Convolutional neural networks (CNNs) have been proposed to be widely adopted to make predictions on a large amount of data in modern embedded systems. Multiply and accumulate (MAC) operations serve as the most computationally expensive portion in CNN. Compared to the manner of executing MAC operations in GPU and FPGA, CNN implementation in the RRAM crossbar-based computing system (RCS) demonstrates the outstanding advantages of high performance and low power. However, the current design presents a very high overhead on peripheral circuits and memory accesses, limiting the gains of RCS. Addressing the problem, recently a Multi-CLP (Convolutional Layer Processor) structure has been proposed, where the FPGA controlling resources can be shared by multiple computation units. Exploiting this idea, the Peripheral Circuit Unit (PeriCU)-Reuse scheme has been proposed, with the underlying idea is to put the expensive AD/DAs onto spotlight and arrange multiple convolution layers to be sequentially served by the same PeriCU. This paper adopts the above structures. It is further observed that memory accesses can be bypassed if two adjacent layers are assigned in different CLPs.
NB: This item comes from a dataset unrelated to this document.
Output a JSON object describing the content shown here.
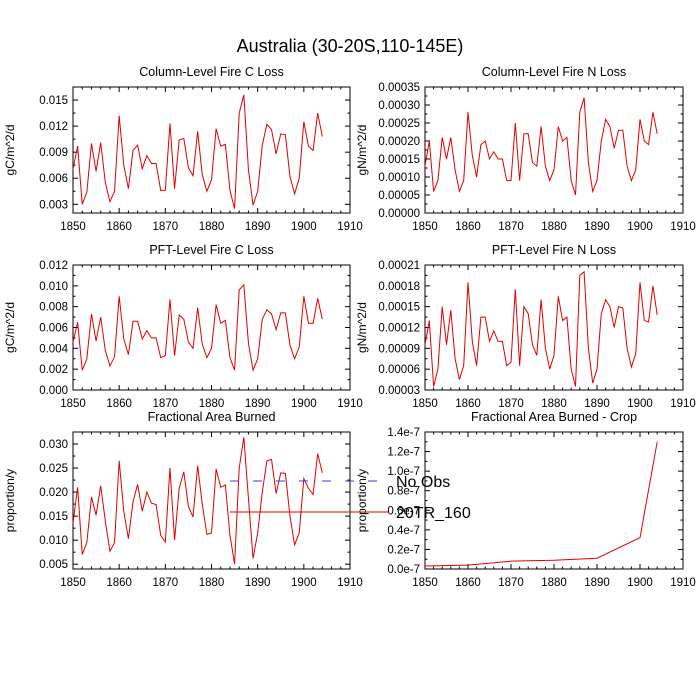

A loop tiling technique is proposed to enable memory accesses bypassing and further improve the energy of RCS. And to guarantee correct data dependency between layers, the safe starting time for a layer is discussed if its previous layer is tiled in a different CLP. The experiments of two convolutional applications validate that the loop tiling technique integrated with the Multi-CLP structure can efficiently meet power budgets and further reduce energy consumption by 61.7%.